表八 2000年城市化水平40%以上的省份情况表 单位:%

位 次

地 区

城市化水平

位 次

地 区

城市化水平

 

全国平均

36.1

7

吉林

49.7

1

上海

88.3

8

浙江

48.7

2

北京

77.5

9

内蒙古

42.7

3

天津

72.0

10

福建

41.6

4

广东

55.0

11

江苏

41.5

5

辽宁

54.2

12

湖北

40.2

6

黑龙江

51.5

13

海南

40.1

  三、“三农”破解--制度与创新

   “三农”问题的出路何在?综上所述,可以得出一个基本的结论:制度是左右“三农”问题的关键因素,解决“三农”问题就必须从制度创新入手,通过加快制度创新步伐,再一次解放农民,发展农村,稳定农业。

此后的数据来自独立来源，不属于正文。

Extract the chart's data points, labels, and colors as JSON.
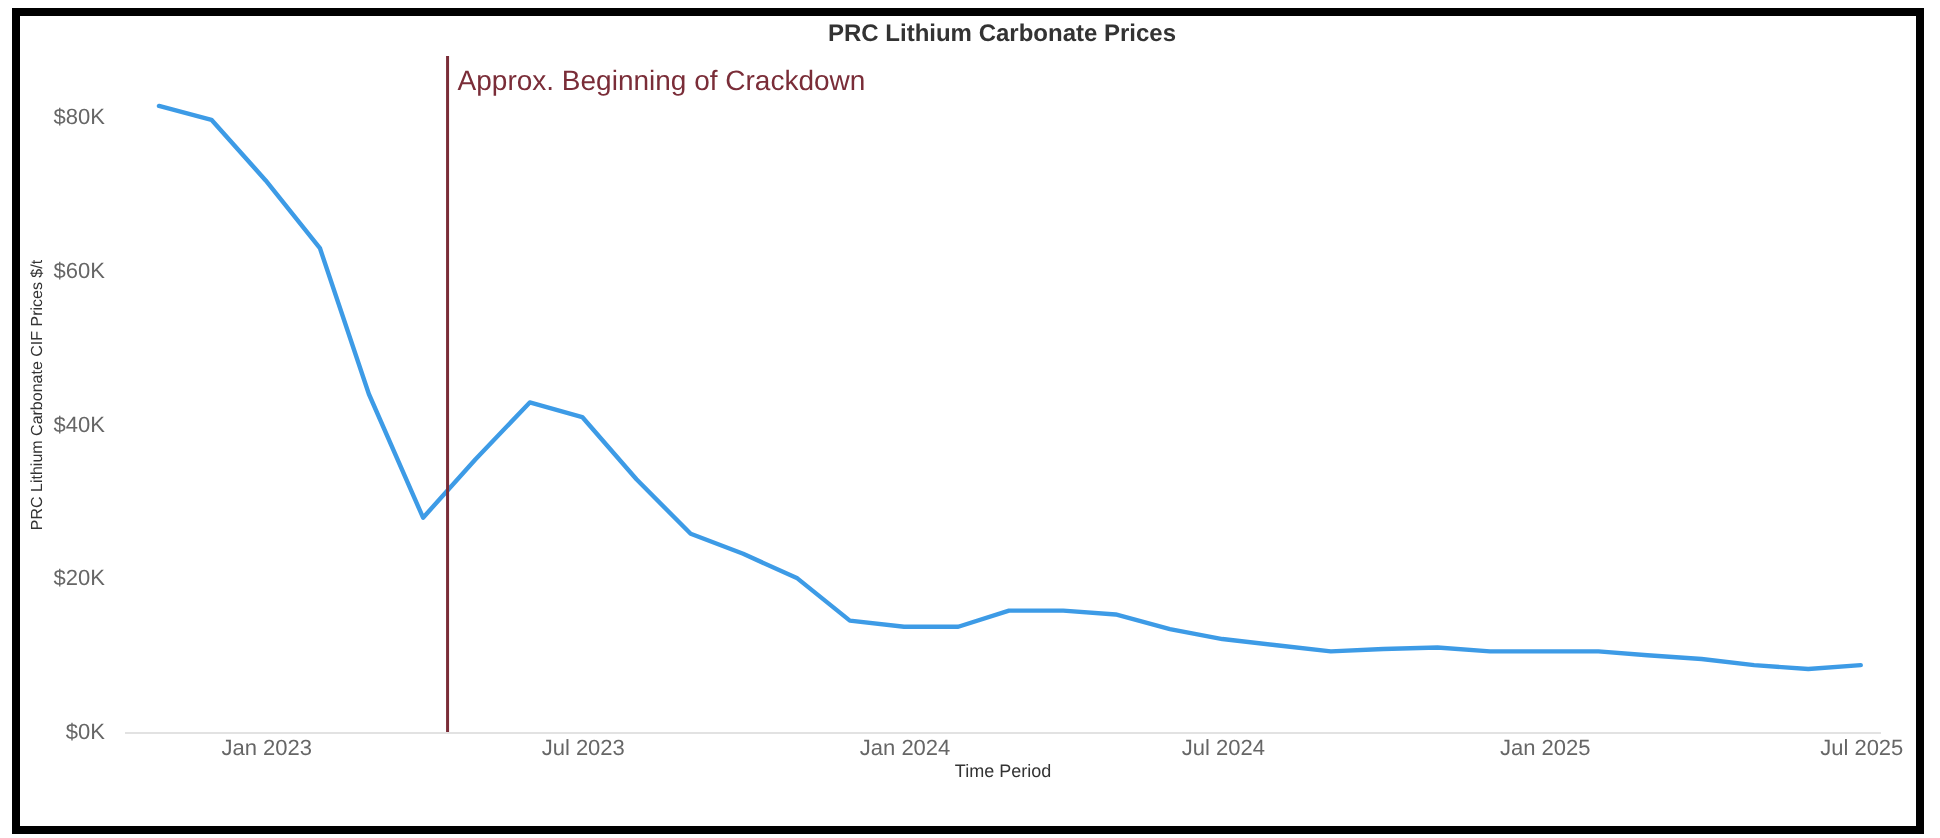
{
  "chart_data": {
    "type": "line",
    "title": "PRC Lithium Carbonate Prices",
    "xlabel": "Time Period",
    "ylabel": "PRC Lithium Carbonate CIF Prices $/t",
    "x": [
      "2022-11",
      "2022-12",
      "2023-01",
      "2023-02",
      "2023-03",
      "2023-04",
      "2023-05",
      "2023-06",
      "2023-07",
      "2023-08",
      "2023-09",
      "2023-10",
      "2023-11",
      "2023-12",
      "2024-01",
      "2024-02",
      "2024-03",
      "2024-04",
      "2024-05",
      "2024-06",
      "2024-07",
      "2024-08",
      "2024-09",
      "2024-10",
      "2024-11",
      "2024-12",
      "2025-01",
      "2025-02",
      "2025-03",
      "2025-04",
      "2025-05",
      "2025-06",
      "2025-07"
    ],
    "series": [
      {
        "color": "#3d9be6",
        "values": [
          81500,
          79700,
          71800,
          63000,
          44000,
          27900,
          35500,
          42900,
          41000,
          32900,
          25800,
          23200,
          20000,
          14500,
          13700,
          13700,
          15800,
          15800,
          15300,
          13400,
          12100,
          11300,
          10500,
          10800,
          11000,
          10500,
          10500,
          10500,
          10000,
          9500,
          8700,
          8200,
          8700
        ]
      }
    ],
    "xticks": [
      {
        "value": "2023-01-01",
        "label": "Jan 2023"
      },
      {
        "value": "2023-07-01",
        "label": "Jul 2023"
      },
      {
        "value": "2024-01-01",
        "label": "Jan 2024"
      },
      {
        "value": "2024-07-01",
        "label": "Jul 2024"
      },
      {
        "value": "2025-01-01",
        "label": "Jan 2025"
      },
      {
        "value": "2025-07-01",
        "label": "Jul 2025"
      }
    ],
    "xlim": [
      "2022-10-12",
      "2025-07-12"
    ],
    "ylim": [
      0,
      88000
    ],
    "yticks": [
      {
        "value": 0,
        "label": "$0K"
      },
      {
        "value": 20000,
        "label": "$20K"
      },
      {
        "value": 40000,
        "label": "$40K"
      },
      {
        "value": 60000,
        "label": "$60K"
      },
      {
        "value": 80000,
        "label": "$80K"
      }
    ],
    "ref_lines": [
      {
        "axis": "x",
        "value": "2023-04-15",
        "label": "Approx. Beginning of Crackdown",
        "color": "#7a2d38"
      }
    ],
    "grid": false,
    "line_style": "solid",
    "marker": "none"
  }
}
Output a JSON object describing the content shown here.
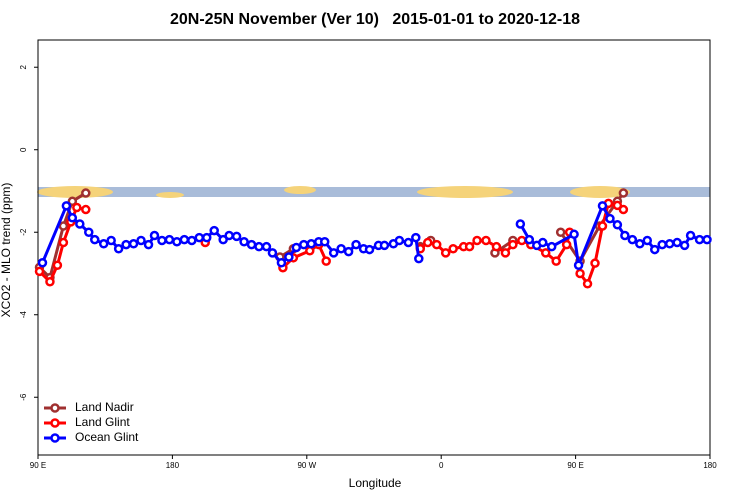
{
  "chart_data": {
    "type": "line",
    "title": "20N-25N November (Ver 10)   2015-01-01 to 2020-12-18",
    "x_label": "Longitude",
    "y_label": "XCO2 - MLO trend (ppm)",
    "xlim": [
      90,
      540
    ],
    "ylim": [
      -7.4,
      2.66
    ],
    "xticks": [
      {
        "value": 90,
        "label": "90 E"
      },
      {
        "value": 180,
        "label": "180"
      },
      {
        "value": 270,
        "label": "90 W"
      },
      {
        "value": 360,
        "label": "0"
      },
      {
        "value": 450,
        "label": "90 E"
      },
      {
        "value": 540,
        "label": "180"
      }
    ],
    "yticks": [
      2,
      0,
      -2,
      -4,
      -6
    ],
    "legend": "bottom-left",
    "series": [
      {
        "name": "Land Nadir",
        "color": "#a03030",
        "x": [
          91,
          98,
          107,
          113,
          122,
          null,
          252,
          261,
          null,
          346,
          353,
          null,
          396,
          408,
          null,
          440,
          453,
          466,
          478,
          482
        ],
        "values": [
          -2.85,
          -3.1,
          -1.85,
          -1.25,
          -1.05,
          null,
          -2.6,
          -2.4,
          null,
          -2.35,
          -2.2,
          null,
          -2.5,
          -2.2,
          null,
          -2.0,
          -2.7,
          -1.85,
          -1.25,
          -1.05
        ]
      },
      {
        "name": "Land Glint",
        "color": "#ff0000",
        "x": [
          91,
          98,
          103,
          107,
          112,
          116,
          122,
          null,
          202,
          null,
          254,
          261,
          272,
          278,
          283,
          null,
          346,
          351,
          357,
          363,
          368,
          375,
          379,
          384,
          390,
          397,
          403,
          408,
          414,
          420,
          430,
          437,
          444,
          446,
          null,
          453,
          458,
          463,
          468,
          472,
          478,
          482
        ],
        "values": [
          -2.95,
          -3.2,
          -2.8,
          -2.25,
          -1.75,
          -1.4,
          -1.45,
          null,
          -2.25,
          null,
          -2.86,
          -2.62,
          -2.45,
          -2.3,
          -2.7,
          null,
          -2.4,
          -2.25,
          -2.3,
          -2.5,
          -2.4,
          -2.35,
          -2.35,
          -2.2,
          -2.2,
          -2.35,
          -2.5,
          -2.3,
          -2.2,
          -2.3,
          -2.5,
          -2.7,
          -2.3,
          -2.0,
          null,
          -3.0,
          -3.25,
          -2.75,
          -1.85,
          -1.3,
          -1.35,
          -1.45
        ]
      },
      {
        "name": "Ocean Glint",
        "color": "#0000ff",
        "x": [
          93,
          109,
          113,
          118,
          124,
          128,
          134,
          139,
          144,
          149,
          154,
          159,
          164,
          168,
          173,
          178,
          183,
          188,
          193,
          198,
          203,
          208,
          214,
          218,
          223,
          228,
          233,
          238,
          243,
          247,
          253,
          258,
          263,
          268,
          273,
          278,
          282,
          288,
          293,
          298,
          303,
          308,
          312,
          318,
          322,
          328,
          332,
          338,
          343,
          345,
          null,
          413,
          419,
          424,
          428,
          434,
          449,
          452,
          468,
          473,
          478,
          483,
          488,
          493,
          498,
          503,
          508,
          513,
          518,
          523,
          527,
          533,
          538
        ],
        "values": [
          -2.74,
          -1.36,
          -1.65,
          -1.8,
          -2.0,
          -2.18,
          -2.28,
          -2.2,
          -2.4,
          -2.3,
          -2.28,
          -2.2,
          -2.3,
          -2.08,
          -2.2,
          -2.18,
          -2.23,
          -2.18,
          -2.2,
          -2.13,
          -2.13,
          -1.96,
          -2.18,
          -2.08,
          -2.1,
          -2.23,
          -2.3,
          -2.35,
          -2.35,
          -2.5,
          -2.74,
          -2.6,
          -2.37,
          -2.3,
          -2.28,
          -2.23,
          -2.23,
          -2.5,
          -2.4,
          -2.47,
          -2.3,
          -2.4,
          -2.42,
          -2.32,
          -2.32,
          -2.28,
          -2.2,
          -2.25,
          -2.13,
          -2.64,
          null,
          -1.8,
          -2.18,
          -2.32,
          -2.25,
          -2.35,
          -2.05,
          -2.8,
          -1.36,
          -1.67,
          -1.82,
          -2.08,
          -2.18,
          -2.28,
          -2.2,
          -2.42,
          -2.3,
          -2.28,
          -2.25,
          -2.32,
          -2.08,
          -2.18,
          -2.18
        ]
      }
    ]
  }
}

  在我国经济发展进入新阶段和加入WTO的新形势下,解决“三农”问题必须确立的指导思想是:首先是“三农”问题的制度创新,政府应当成为主导力量,寄希望于农村自发的制度创新是不现实的。因为农村资本市场、劳动力市场、土地市场的发育等,单纯靠农村自身力量推动不可能成功,只有政府力量这只“看得见的手”发挥宏观调控职能,实现全社会范围内的资源优化配置,造就一个全社会的公民和法人单位发展机会均等的社会环境,这才是解决“三农”问题的治本之策。其次要把解决“三农”问题这一系统工程放在“富民强省、率先基本实现现代化”的总体战略中,全面推进农村经济的战略性调整,力争实现解决“三农”问题的新突破。第三要调整国民收入分配格局,一方面加大财政支农力度,另一方面要加快农业投资体制改革与机制转换,同时要注重农业投资体制和运行机制与市场需求在目标上的一致性,防止两者脱节。就现实言,可从以下几方面寻求突破:

  (一)调整农业经营方式,着力提高农民的组织化程度。

  分散和小规模的农业经营组织导致小生产与大市场的矛盾日趋激烈,与加入世贸组织对提高我国农业竞争力的新要求格格不入。必须站在经济全球化、参与国际市场竞争的角度,转变目前的农业经营方式,提高农民的组织化和合作化程度,以减少农民直接面对市场的组织成本及交易费用。提高农民组织化程度最重要的是加快发展农业产业化,培育和发展农民合作组织,让农民分享农产品加工、流通环节和利润,实现农民增收。目前江苏有各类龙头企业900多家,销售收入700多亿元;农村专业合作社已发展到2000个左右,入社人数80万人。但这还远远不够。政府在农业产业化龙头企业的发展上,应扶持一批科技水平高、辐射能力强、经济效益好的龙头企业,形成生产、加工、销售各环节利益共享、风险共担的机制,真正使龙头企业对千家万户起到带动作用。建立农民合作经济组织,可考虑建立综合性和专业性两类。专业性合作组织可以成为龙头企业的原料生产基地,也可以形成相对独立的产业体系和合作经济性质的龙头企业。从实际出发,目前应主要以发展合作制的龙头企业来推进农业产业化经营。还要提高外向型农业的组织化程度,培养国际经纪人队伍。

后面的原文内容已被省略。